Last month a paper was published that examined the loss of atmosphere at Mars during different solar wind conditions. The team, including Swedish and UK astrophysicists, used the Advanced Composition Explorer, ACE, satellite to watch the solar wind emerging from the Sun and the Mars Express satellite to examine conditions at Mars. This month, the paper was included in the research highlights of Geophysical Research Letters.
The solar wind is, if you like, the gas in the outer layer of the Sun expanding due to its heat and radiation pressure. You would therefore expect it to flow outward as smoothly as the solar surface, but the solar surface isn’t quite smooth. Activity on the surface of the Sun can lead to Coronal Mass Ejections, CMEs that dump a lot of material into space in a single burst. Additionally, looking at the Sun in x-ray light, something strange can be seen – certain large areas of the surface are dark. These coronal holes are accompanied by a faster solar wind and as the Sun spins round, this wind is directed into the back of the slow solar wind and so pushes it forward. This forms regions of higher solar wind density (corotating interaction regions, or CIRs) and areas of very low density (rarefaction regions). Mars is in the grip of a CIR or CME about fifteen percent of the time, with normal conditions reigning over the other eighty-five percent.

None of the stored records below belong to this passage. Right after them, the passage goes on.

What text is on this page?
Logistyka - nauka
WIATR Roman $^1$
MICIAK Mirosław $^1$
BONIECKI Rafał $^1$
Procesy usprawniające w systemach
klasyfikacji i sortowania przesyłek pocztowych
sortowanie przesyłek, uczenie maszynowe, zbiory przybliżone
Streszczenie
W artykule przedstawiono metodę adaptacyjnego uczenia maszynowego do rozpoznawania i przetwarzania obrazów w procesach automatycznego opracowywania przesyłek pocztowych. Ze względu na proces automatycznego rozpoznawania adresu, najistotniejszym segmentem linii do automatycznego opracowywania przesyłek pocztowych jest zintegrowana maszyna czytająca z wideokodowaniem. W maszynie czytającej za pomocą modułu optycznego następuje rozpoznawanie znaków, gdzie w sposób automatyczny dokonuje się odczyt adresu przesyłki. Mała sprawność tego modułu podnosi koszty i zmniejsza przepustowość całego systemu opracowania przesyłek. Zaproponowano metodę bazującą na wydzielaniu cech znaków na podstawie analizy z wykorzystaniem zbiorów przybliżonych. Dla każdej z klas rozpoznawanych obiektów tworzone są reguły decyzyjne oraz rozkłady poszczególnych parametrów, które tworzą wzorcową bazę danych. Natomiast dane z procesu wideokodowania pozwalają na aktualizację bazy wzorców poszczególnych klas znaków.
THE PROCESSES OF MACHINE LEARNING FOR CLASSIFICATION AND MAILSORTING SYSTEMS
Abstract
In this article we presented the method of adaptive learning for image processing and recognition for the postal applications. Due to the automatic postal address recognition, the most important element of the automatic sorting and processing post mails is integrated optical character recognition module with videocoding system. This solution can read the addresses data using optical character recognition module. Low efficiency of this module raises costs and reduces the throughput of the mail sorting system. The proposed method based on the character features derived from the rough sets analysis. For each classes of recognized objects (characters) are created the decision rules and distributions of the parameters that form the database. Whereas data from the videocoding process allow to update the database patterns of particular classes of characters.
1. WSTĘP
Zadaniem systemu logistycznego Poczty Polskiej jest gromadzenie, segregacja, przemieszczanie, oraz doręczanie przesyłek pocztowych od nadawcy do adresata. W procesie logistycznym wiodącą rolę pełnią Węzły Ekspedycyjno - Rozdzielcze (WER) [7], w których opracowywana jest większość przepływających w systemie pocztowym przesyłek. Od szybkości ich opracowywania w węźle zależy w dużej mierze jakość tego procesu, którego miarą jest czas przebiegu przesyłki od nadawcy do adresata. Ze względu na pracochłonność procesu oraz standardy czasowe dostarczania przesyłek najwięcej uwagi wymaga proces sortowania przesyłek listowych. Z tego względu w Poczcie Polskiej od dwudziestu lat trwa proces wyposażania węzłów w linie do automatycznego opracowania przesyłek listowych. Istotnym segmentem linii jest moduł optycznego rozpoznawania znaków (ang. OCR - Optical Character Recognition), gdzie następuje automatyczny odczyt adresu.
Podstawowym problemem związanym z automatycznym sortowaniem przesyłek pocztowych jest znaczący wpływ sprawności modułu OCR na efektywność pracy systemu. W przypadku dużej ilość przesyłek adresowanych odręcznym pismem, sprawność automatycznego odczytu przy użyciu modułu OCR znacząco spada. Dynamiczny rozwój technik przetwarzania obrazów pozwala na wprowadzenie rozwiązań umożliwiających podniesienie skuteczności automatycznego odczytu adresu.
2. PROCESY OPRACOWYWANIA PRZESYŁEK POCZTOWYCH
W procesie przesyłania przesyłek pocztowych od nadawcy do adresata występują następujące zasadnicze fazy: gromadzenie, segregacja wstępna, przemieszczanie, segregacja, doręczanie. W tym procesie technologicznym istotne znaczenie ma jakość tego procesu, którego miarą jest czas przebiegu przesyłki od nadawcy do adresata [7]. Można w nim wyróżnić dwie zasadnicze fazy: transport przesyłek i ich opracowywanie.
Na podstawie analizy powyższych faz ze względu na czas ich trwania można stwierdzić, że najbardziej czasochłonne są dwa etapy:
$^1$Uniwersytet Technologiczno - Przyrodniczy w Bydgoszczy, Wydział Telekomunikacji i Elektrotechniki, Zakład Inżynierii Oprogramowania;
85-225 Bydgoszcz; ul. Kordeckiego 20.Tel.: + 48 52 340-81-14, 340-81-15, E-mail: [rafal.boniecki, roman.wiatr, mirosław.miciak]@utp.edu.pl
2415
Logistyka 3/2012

Mars is without a fully fledged global magnetic field and so has less protection than the Earth against the solar wind. Instead of it being deflected far from the main bulk of the atmosphere, the wind comes down and strikes the Martian skies. The solar wind is composed of a plasma and will try and capture the ionised part of the Martian atmosphere and drag it away. Mars Express measures this by looking at the amount of heavy ions (big atoms like oxygen as opposed to small ones like hydrogen) flowing away from the nightside of the planet.
Forty-one ‘events’ were measured by ACE in the study, mostly CIRs, but some CMEs. Mars Express confirmed that thirty-six of them definitely hit the red planet. During the time of the impacts, Mars Express measured an increase in pickup ions (plasma that can be seen to be different from the normal solar wind) of two and a half times normal fluxes. This means that in the fifteen percent of the time that Mars is in the grip of a solar wind pulse, one third of the total annual atmospheric loss occurs.